Authentifier le client avant de lui donner de l'information
Heise ne précise pas si les documents analysés proviennent du lanceur d'alerte réfugié en Russie et toujours activement recherché par les autorités américaines. Rappelons que les Etats-Unis soupçonnent l'existence d'une seconde taupe au sein de ses services secrets. Laura Poitras, une des deux journalistes qui ont été les premiers à être en contact avec Edward Snowden et auxquels l'ex-informaticien de la NSA a remis ses documents, a participé à l'enquête de Heise.
Le scan automatique de ports est grandement facilité par le laxisme du protocole TCP, au sein duquel un serveur fournit de l'information à un client avant même de vérifier si ce dernier est habilité à exploiter ledit service. Les auteurs de l'article donnent d'ailleurs une méthode pour échapper à Hacienda et au scan automatique de ports orchestré par les Five Eyes. Baptisée « port knocking », celle-ci minimise l'empreinte visible d'un serveur TCP. Avec cette technique, un client doit en effet envoyer un paquet préalable, avant que le port ne se déclare comme ouvert. Même s'il est susceptible de ralentir les espions, le « port knocking » ne saurait les arrêter, jugent toutefois nos confrères. Qui suggèrent une amélioration de cette technique.

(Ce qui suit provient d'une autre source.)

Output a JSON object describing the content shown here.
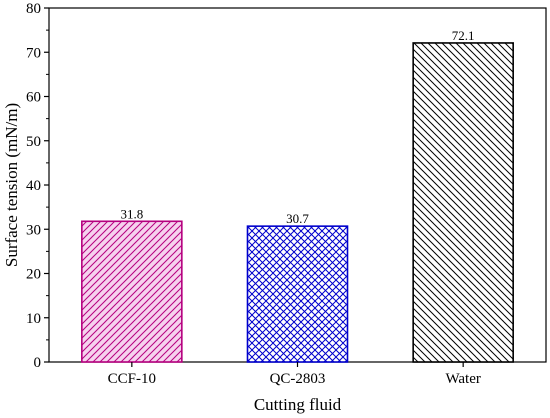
{
  "chart_data": {
    "type": "bar",
    "title": "",
    "xlabel": "Cutting fluid",
    "ylabel": "Surface tension (mN/m)",
    "categories": [
      "CCF-10",
      "QC-2803",
      "Water"
    ],
    "values": [
      31.8,
      30.7,
      72.1
    ],
    "value_labels": [
      "31.8",
      "30.7",
      "72.1"
    ],
    "ylim": [
      0,
      80
    ],
    "yticks": [
      "0",
      "10",
      "20",
      "30",
      "40",
      "50",
      "60",
      "70",
      "80"
    ],
    "grid": false,
    "legend": "none",
    "bar_styles": [
      {
        "color": "#b5007f",
        "fill": "#f6d2ee",
        "pattern": "diagonal-forward"
      },
      {
        "color": "#0000cc",
        "fill": "#ffffff",
        "pattern": "crosshatch"
      },
      {
        "color": "#000000",
        "fill": "#ffffff",
        "pattern": "diagonal-backward"
      }
    ]
  }
}
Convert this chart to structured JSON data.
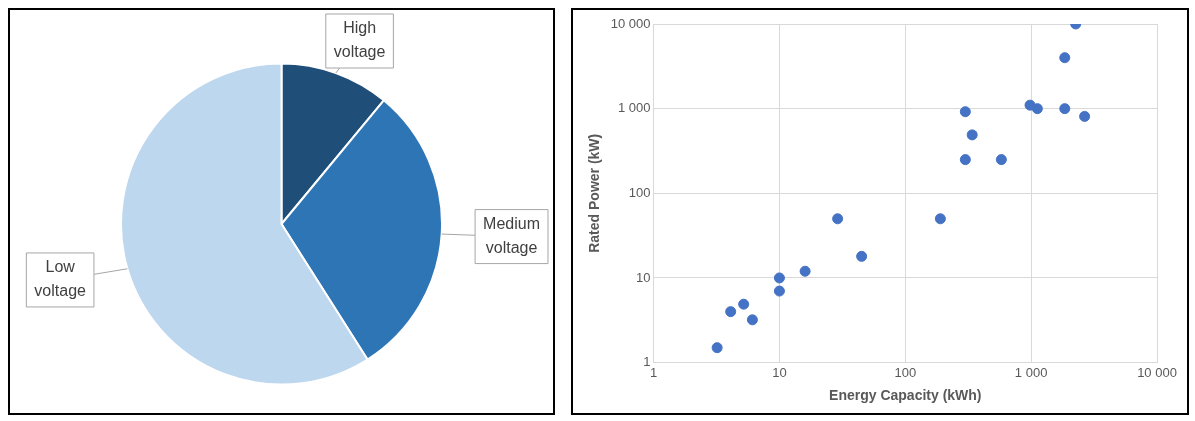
{
  "chart_data": [
    {
      "type": "pie",
      "categories": [
        "High voltage",
        "Medium voltage",
        "Low voltage"
      ],
      "values": [
        11,
        30,
        59
      ],
      "colors": [
        "#1f4e79",
        "#2e75b6",
        "#bdd7ee"
      ],
      "legend": false
    },
    {
      "type": "scatter",
      "xlabel": "Energy Capacity (kWh)",
      "ylabel": "Rated Power (kW)",
      "log": "xy",
      "grid": true,
      "marker": "circle",
      "legend": false,
      "xlim": [
        1,
        10000
      ],
      "xticks": [
        1,
        10,
        100,
        {
          "value": 1000,
          "label": "1 000"
        },
        {
          "value": 10000,
          "label": "10 000"
        }
      ],
      "ylim": [
        1,
        10000
      ],
      "yticks": [
        1,
        10,
        100,
        {
          "value": 1000,
          "label": "1 000"
        },
        {
          "value": 10000,
          "label": "10 000"
        }
      ],
      "series": [
        {
          "color": "#4472c4",
          "x": [
            3.2,
            4.1,
            5.2,
            6.1,
            10,
            10,
            16,
            29,
            45,
            190,
            300,
            300,
            340,
            580,
            980,
            1120,
            1850,
            1850,
            2260,
            2660
          ],
          "values": [
            1.5,
            4,
            4.9,
            3.2,
            10,
            7,
            12,
            50,
            18,
            50,
            920,
            250,
            490,
            250,
            1100,
            1000,
            4000,
            1000,
            10000,
            810
          ]
        }
      ]
    }
  ]
}
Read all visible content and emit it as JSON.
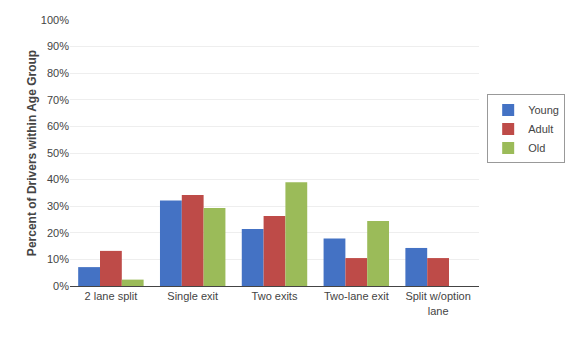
{
  "chart_data": {
    "type": "bar",
    "ylabel": "Percent of Drivers within Age Group",
    "categories": [
      "2 lane split",
      "Single exit",
      "Two exits",
      "Two-lane exit",
      "Split w/option\nlane"
    ],
    "series": [
      {
        "name": "Young",
        "color": "#4472C4",
        "values": [
          7.1,
          32.1,
          21.4,
          17.9,
          14.3
        ]
      },
      {
        "name": "Adult",
        "color": "#BE4B48",
        "values": [
          13.2,
          34.2,
          26.3,
          10.5,
          10.5
        ]
      },
      {
        "name": "Old",
        "color": "#9BBB59",
        "values": [
          2.4,
          29.3,
          39.0,
          24.4,
          0.0
        ]
      }
    ],
    "ylim": [
      0,
      100
    ],
    "yticks": [
      {
        "value": 0,
        "label": "0%"
      },
      {
        "value": 10,
        "label": "10%"
      },
      {
        "value": 20,
        "label": "20%"
      },
      {
        "value": 30,
        "label": "30%"
      },
      {
        "value": 40,
        "label": "40%"
      },
      {
        "value": 50,
        "label": "50%"
      },
      {
        "value": 60,
        "label": "60%"
      },
      {
        "value": 70,
        "label": "70%"
      },
      {
        "value": 80,
        "label": "80%"
      },
      {
        "value": 90,
        "label": "90%"
      },
      {
        "value": 100,
        "label": "100%"
      }
    ],
    "grid": true,
    "legend": "right"
  }
}
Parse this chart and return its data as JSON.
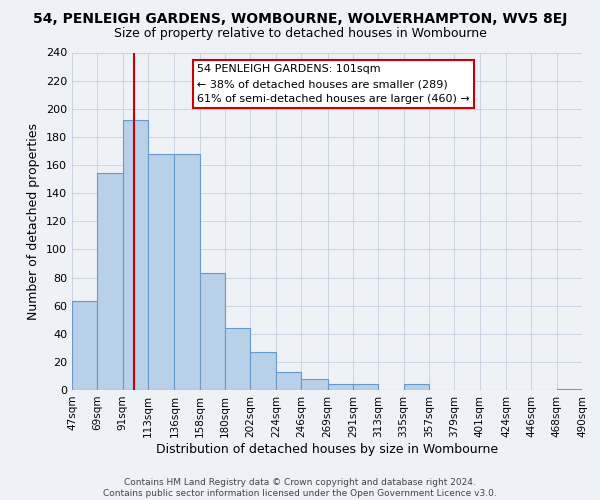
{
  "title": "54, PENLEIGH GARDENS, WOMBOURNE, WOLVERHAMPTON, WV5 8EJ",
  "subtitle": "Size of property relative to detached houses in Wombourne",
  "xlabel": "Distribution of detached houses by size in Wombourne",
  "ylabel": "Number of detached properties",
  "bin_edges": [
    47,
    69,
    91,
    113,
    136,
    158,
    180,
    202,
    224,
    246,
    269,
    291,
    313,
    335,
    357,
    379,
    401,
    424,
    446,
    468,
    490
  ],
  "counts": [
    63,
    154,
    192,
    168,
    168,
    83,
    44,
    27,
    13,
    8,
    4,
    4,
    0,
    4,
    0,
    0,
    0,
    0,
    0,
    1
  ],
  "bar_color": "#b8d0e8",
  "bar_edge_color": "#6699cc",
  "property_line_x": 101,
  "annotation_title": "54 PENLEIGH GARDENS: 101sqm",
  "annotation_line1": "← 38% of detached houses are smaller (289)",
  "annotation_line2": "61% of semi-detached houses are larger (460) →",
  "annotation_box_color": "#ffffff",
  "annotation_box_edge": "#cc0000",
  "property_line_color": "#cc0000",
  "ylim": [
    0,
    240
  ],
  "yticks": [
    0,
    20,
    40,
    60,
    80,
    100,
    120,
    140,
    160,
    180,
    200,
    220,
    240
  ],
  "tick_labels": [
    "47sqm",
    "69sqm",
    "91sqm",
    "113sqm",
    "136sqm",
    "158sqm",
    "180sqm",
    "202sqm",
    "224sqm",
    "246sqm",
    "269sqm",
    "291sqm",
    "313sqm",
    "335sqm",
    "357sqm",
    "379sqm",
    "401sqm",
    "424sqm",
    "446sqm",
    "468sqm",
    "490sqm"
  ],
  "footer_line1": "Contains HM Land Registry data © Crown copyright and database right 2024.",
  "footer_line2": "Contains public sector information licensed under the Open Government Licence v3.0.",
  "background_color": "#eef2f7",
  "plot_background": "#eef2f7"
}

Celle-ci, baptisée TCP Stealth, repose sur l'utilisation d'un token d'authentification par les clients TCP. Ce qui permettrait aux serveurs de masquer leur présence aux clients non autorisés (comme les scanners de ports). Cette méthode, développée pour Linux et mise au point par Jacob Appelbaum (projet Tor) et par deux chercheurs de l'université de Munich (avec la participation d'un membre de Microsoft Allemagne), est aujourd'hui proposée comme futur standard à l'IETF (Internet Engineering Task Force).